To find the amount of oxygen released for the given mass of glucose, we need to calculate the number of moles of glucose and then use the mole ratio from the balanced equation.
The molar mass of glucose (C6H12O6) is calculated as follows:
6 carbon atoms * atomic mass of carbon (12.01 g/mol) = 72.06 g/mol
12 hydrogen atoms * atomic mass of hydrogen (1.01 g/mol) = 12.12 g/mol
6 oxygen atoms * atomic mass of oxygen (16.00 g/mol) = 96.00 g/mol
Total molar mass of glucose = 72.06 + 12.12 + 96.00 = 180.18 g/mol
Next, we can calculate the moles of glucose by dividing the given mass by the molar mass:
moles of glucose = mass of glucose / molar mass of glucose
moles of glucose = 5.1 g / 180.18 g/mol = 0.028 moles (rounded to 3 decimal places)
Now, using the mole ratio from the balanced equation, we know that 1 mole of glucose reacts with 6 moles of oxygen.

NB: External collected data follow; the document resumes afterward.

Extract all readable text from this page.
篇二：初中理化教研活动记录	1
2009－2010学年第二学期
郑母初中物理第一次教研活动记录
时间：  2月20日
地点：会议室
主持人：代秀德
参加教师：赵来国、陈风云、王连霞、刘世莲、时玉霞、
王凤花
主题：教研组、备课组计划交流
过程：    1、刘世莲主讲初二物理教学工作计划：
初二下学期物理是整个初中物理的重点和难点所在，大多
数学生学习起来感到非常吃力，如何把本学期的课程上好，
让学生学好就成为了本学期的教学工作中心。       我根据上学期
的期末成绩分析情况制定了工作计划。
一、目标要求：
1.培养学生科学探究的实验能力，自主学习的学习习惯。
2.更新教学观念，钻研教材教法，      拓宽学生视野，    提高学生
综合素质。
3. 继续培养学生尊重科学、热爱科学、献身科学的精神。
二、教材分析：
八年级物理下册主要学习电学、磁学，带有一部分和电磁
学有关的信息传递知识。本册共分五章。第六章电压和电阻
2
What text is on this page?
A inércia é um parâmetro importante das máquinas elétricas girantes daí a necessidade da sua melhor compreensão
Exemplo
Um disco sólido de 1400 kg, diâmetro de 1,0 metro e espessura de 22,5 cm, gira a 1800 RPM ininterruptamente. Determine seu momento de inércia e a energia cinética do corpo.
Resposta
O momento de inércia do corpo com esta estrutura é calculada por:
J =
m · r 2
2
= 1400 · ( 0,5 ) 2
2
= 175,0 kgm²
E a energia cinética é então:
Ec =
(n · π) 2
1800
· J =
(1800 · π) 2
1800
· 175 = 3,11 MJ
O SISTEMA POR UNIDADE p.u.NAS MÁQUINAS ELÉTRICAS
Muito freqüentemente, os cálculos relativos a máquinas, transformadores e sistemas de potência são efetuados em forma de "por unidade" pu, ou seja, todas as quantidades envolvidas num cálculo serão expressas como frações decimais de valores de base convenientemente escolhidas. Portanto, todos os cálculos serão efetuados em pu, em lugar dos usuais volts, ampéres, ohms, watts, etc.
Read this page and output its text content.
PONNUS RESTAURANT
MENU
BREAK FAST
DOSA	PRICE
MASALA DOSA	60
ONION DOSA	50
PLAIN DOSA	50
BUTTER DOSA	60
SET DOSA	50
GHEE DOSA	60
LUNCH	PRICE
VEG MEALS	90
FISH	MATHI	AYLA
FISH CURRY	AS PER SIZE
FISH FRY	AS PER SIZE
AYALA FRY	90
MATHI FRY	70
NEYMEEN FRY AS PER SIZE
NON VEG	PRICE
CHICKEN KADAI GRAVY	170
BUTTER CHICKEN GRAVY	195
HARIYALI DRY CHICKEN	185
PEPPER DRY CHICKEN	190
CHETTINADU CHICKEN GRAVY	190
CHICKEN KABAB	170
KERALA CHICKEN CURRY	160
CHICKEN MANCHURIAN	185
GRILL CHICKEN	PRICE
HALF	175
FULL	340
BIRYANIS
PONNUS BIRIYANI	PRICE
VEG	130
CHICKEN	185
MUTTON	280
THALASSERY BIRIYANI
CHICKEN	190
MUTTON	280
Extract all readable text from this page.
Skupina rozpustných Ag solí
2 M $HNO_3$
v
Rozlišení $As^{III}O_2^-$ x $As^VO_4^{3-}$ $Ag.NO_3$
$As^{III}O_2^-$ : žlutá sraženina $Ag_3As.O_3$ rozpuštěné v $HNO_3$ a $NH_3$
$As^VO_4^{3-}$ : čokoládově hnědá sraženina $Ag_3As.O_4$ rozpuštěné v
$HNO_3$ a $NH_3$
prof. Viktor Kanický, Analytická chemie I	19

moles of oxygen = moles of glucose * (moles of oxygen / moles of glucose)
moles of oxygen = 0.028 moles * (6 moles of oxygen / 1 mole of glucose) = 0.168 moles (rounded to 3 decimal places)
Finally, to convert moles of oxygen to grams, we multiply by the molar mass of oxygen:
mass of oxygen = moles of oxygen * molar mass of oxygen
mass of oxygen = 0.168 moles * 32.00 g/mol = 5.376 g (rounded to 3 decimal places)
Therefore, approximately 5.376 grams of O2 are released into the environment during the production of 5.1 grams of glucose.